For any specific integrations or heavy customization/personalization, Hubspot may not be the answer. But for relatively simple sites being managed by non-technical teams, it's a real game-changer. And as a bonus, Hubspot has native a website chat and personal meeting links are offered, with the former being a bit more enjoyable to use than the latter.

2 points
maguay's avatar
@maguay (replying to @NBNite )
2 years ago

Interesting, that makes a lot of sense if you’re already using HubSpot for most of the rest of your marketing stack.

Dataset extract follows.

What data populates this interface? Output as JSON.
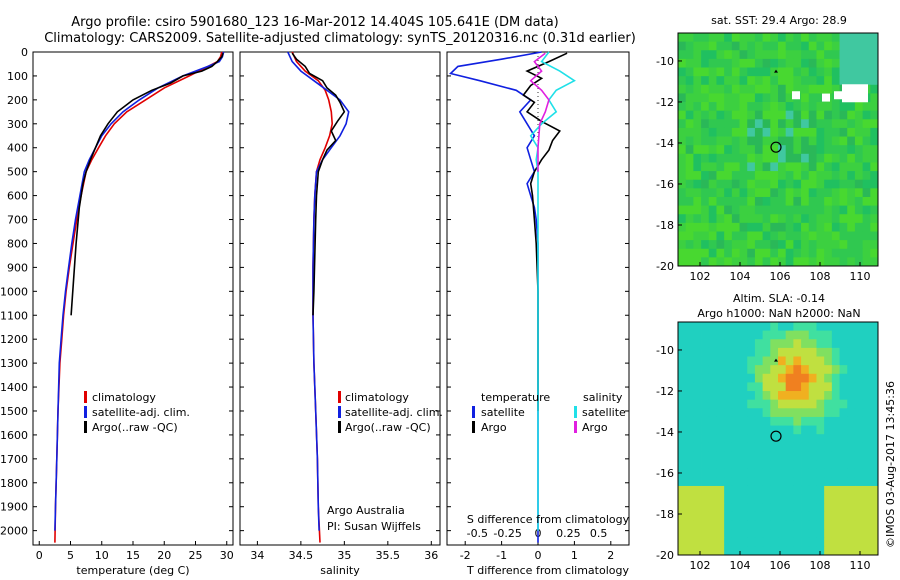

How well does it work for blogging? Does it let you mark posts as draft while you’re working on them, and schedule to be published at a specific time in the future?

And how deeply does it tie in with HubSpot? Can you, say, customize the content on the site based on who visits your site, pulling from data in your HubSpot CRM?

Those extras sound like HubSpot has both Intercom and Calendly in its sights.

1 point
iCanAutomate's avatar
2 years ago

I still think Wordpress rules and their ecosystem really makes it easy to build decent sites without a lot of effort.

1 point
maguay's avatar
@maguay (replying to @iCanAutomate )
2 years ago

WordPress is at the very least one of the most flexible options. It’s perhaps not the simplest for blogging or eCommerce or anything else, but it’s one of the few ways to do them all and more together in one place.

What’s your thoughts on the new Gutenberg editor?

1 point
iCanAutomate's avatar
@iCanAutomate (replying to @maguay )
2 years ago

Initially, I did not like it but once you get a hang of it, it's not too bad. There are pros and cons depending on your needs. For instance, it's a PITA to use with blog posts as you often need to rearrange the images etc.

1 point
maguay's avatar
@maguay (replying to @iCanAutomate )
2 years ago

Right I bet. I imagine I’d end up using the HTML editor again (and/or just switching to a Markdown editor) if I were using WordPress regularly.